Ответ был настолько уклончивым, что прозвучал как упрек в навязчивости. Очевидно, молодая дама предпочитала держать и свои взгляды, и свои планы при себе.

«Ну и на здоровье», — с легкой обидой подумал я, складывая руки на груди, и мы оба погрузились в молчание.

До Заморны доехали примерно к полудню. На улицах процветающего торгового города кипела обычная суета ярмарочного дня. Когда карета остановилась у «Дженни-пряхи», моя соседка озабоченно выглянула в окошко, словно выискивая знакомое лицо. Во мне взыграло любопытство, и я решил проследить, кто ее встретит.

Дверь отворилась. Я спрыгнул на мостовую и уже протянул руку, чтобы помочь даме выйти, но тут к дилижансу протиснулся ливрейный лакей. Он прикоснулся к шляпе, приветствуя мою попутчицу, и спросил, где ее багаж. Она сказала, какие вещи забрать, и через пять минут уже садилась в изящную дорожную карету, куда лакей только что погрузил ее чемоданы и саквояж. Кучер тронул вожжи, и карета в мгновение ока исчезла с глаз.

«Она не может быть значительной особой, — подумал я. — По виду и по манерам это явно не аристократка. Странно, что за неприметной девушкой в скромном простом платье выслали такой роскошный экипаж».

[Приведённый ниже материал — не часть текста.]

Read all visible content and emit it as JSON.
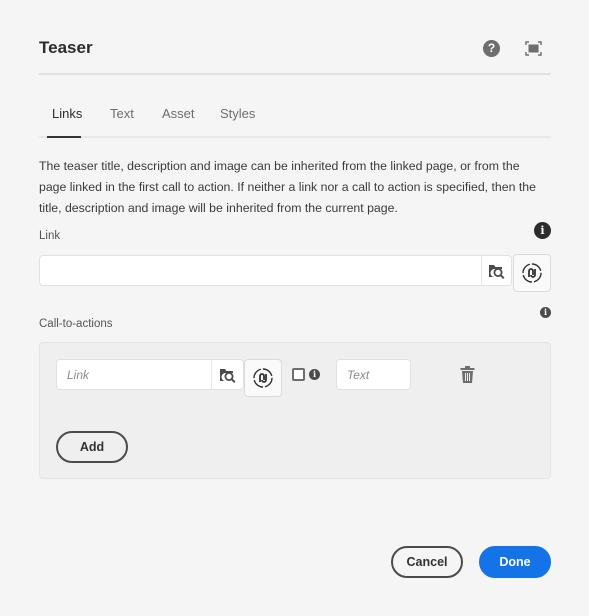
{
  "dialog": {
    "title": "Teaser",
    "help_icon": "?",
    "tabs": [
      {
        "label": "Links",
        "active": true
      },
      {
        "label": "Text",
        "active": false
      },
      {
        "label": "Asset",
        "active": false
      },
      {
        "label": "Styles",
        "active": false
      }
    ]
  },
  "links_tab": {
    "description": "The teaser title, description and image can be inherited from the linked page, or from the page linked in the first call to action. If neither a link nor a call to action is specified, then the title, description and image will be inherited from the current page.",
    "link_label": "Link",
    "link_value": "",
    "link_placeholder": "",
    "info_glyph": "i",
    "cta_label": "Call-to-actions",
    "cta_items": [
      {
        "link_placeholder": "Link",
        "link_value": "",
        "text_placeholder": "Text",
        "text_value": "",
        "checked": false
      }
    ],
    "add_label": "Add"
  },
  "footer": {
    "cancel_label": "Cancel",
    "done_label": "Done"
  },
  "colors": {
    "accent": "#1473e6",
    "background": "#f5f5f5"
  }
}
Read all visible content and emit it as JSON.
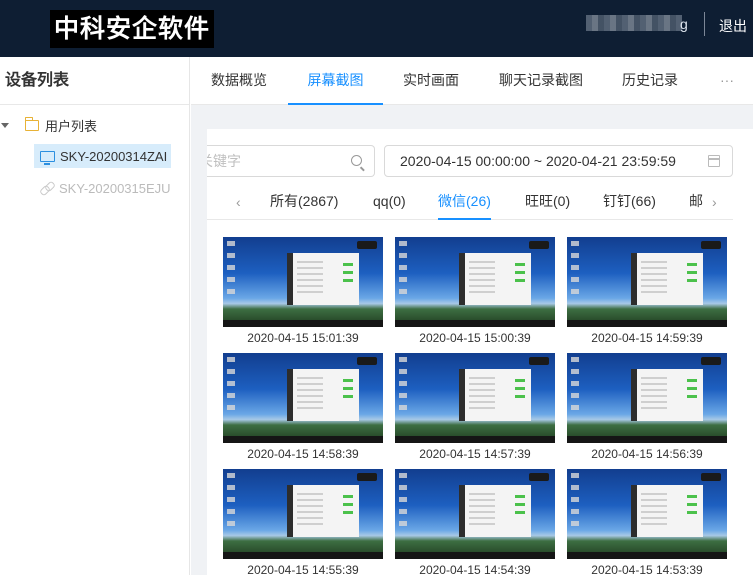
{
  "header": {
    "brand": "中科安企软件",
    "user_suffix": "g",
    "logout_label": "退出"
  },
  "sidebar": {
    "title": "设备列表",
    "root_label": "用户列表",
    "devices": [
      {
        "label": "SKY-20200314ZAI",
        "status": "online"
      },
      {
        "label": "SKY-20200315EJU",
        "status": "offline"
      }
    ]
  },
  "tabs": [
    {
      "label": "数据概览"
    },
    {
      "label": "屏幕截图",
      "active": true
    },
    {
      "label": "实时画面"
    },
    {
      "label": "聊天记录截图"
    },
    {
      "label": "历史记录"
    },
    {
      "label": "···"
    }
  ],
  "search": {
    "placeholder": "关键字"
  },
  "date_range": "2020-04-15 00:00:00 ~ 2020-04-21 23:59:59",
  "subtabs": [
    {
      "label": "所有(2867)"
    },
    {
      "label": "qq(0)"
    },
    {
      "label": "微信(26)",
      "active": true
    },
    {
      "label": "旺旺(0)"
    },
    {
      "label": "钉钉(66)"
    },
    {
      "label": "邮"
    }
  ],
  "screenshots": [
    {
      "time": "2020-04-15 15:01:39"
    },
    {
      "time": "2020-04-15 15:00:39"
    },
    {
      "time": "2020-04-15 14:59:39"
    },
    {
      "time": "2020-04-15 14:58:39"
    },
    {
      "time": "2020-04-15 14:57:39"
    },
    {
      "time": "2020-04-15 14:56:39"
    },
    {
      "time": "2020-04-15 14:55:39"
    },
    {
      "time": "2020-04-15 14:54:39"
    },
    {
      "time": "2020-04-15 14:53:39"
    }
  ],
  "colors": {
    "accent": "#1890ff",
    "topbar": "#0e1e33"
  }
}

Я всегда стараюсь вернуться в город к открытию парламентской сессии — началу большого политического сезона. Когда партии начинают собирать воинов под свои знамена, когда всякий день, всякий час подъезжают кареты, когда городские особняки наполняются, а усадьбы, поместья и замки остаются во власти унылых декабрьских дождей, тогда на широких мостовых Витрополя можно встретить сельских джентльменов. Представители Ангрии набиваются в столичные клубы, и фамилии восточных сановников передаются из уст в уста, как пароль. Имена клановых вождей — Уорнера, Стюартвилла, Торнтона, Арундела, — произнесенные на диалекте этой высококультурной провинции, скорее оглушают слух напором говорящего, нежели ласкают ухо гармонией звуков. На каждом углу и перекрестке, на всех улицах и площадях в радиусе трех миль от парламента «мистер Говард» окликает «мистера Керкуолла», «капитан Фейла» приветствует «майора Сиднема», а «советник Хартфорд» свидетельствует почтение «сержанту Уорнеру», в то время как Уоррены, Уэстфилды, Стэнклифы, Бингемы, Муры, Свинсоны, Ститоны, Нейлоры и Багдены роятся как мошкара над летними покосами их родного Арундела. Тем временем север шлет своих Сен-Клеров, своих Денаров, своих Гордонов и Гилдероев, а с юга, рассекая волны, мчат на всех парусах Элфинстоны, Илкомкиллы, Уилсоны, Паттерсоны и Маколеи, чтобы бросить якорь в чистеньких недорогих комнатах, которые сдают внаем рачительные шотландские матроны.

Газеты в это время года тоже становятся занятны. Передовицы обретают пикантность, парламентские отчеты — остроту. Премьер-министры впадают в буйное умопомешательство, у сторонников кабинета схватывает живот, оппозиция являет собой образец благомыслия и патриотизма. Приятно после обильного ужина за дружеским столом, выпив ровно столько, чтобы душа вырвалась из зыбучих песков тоски в открытое море блаженства, отправиться — не в карете четверней, а шеренгой, плечо к плечу (а если погода сырая и ветреная, то тем лучше) — на Парламент-стрит, забраться на галерею и, усевшись там, созерцать гладиаторов на арене!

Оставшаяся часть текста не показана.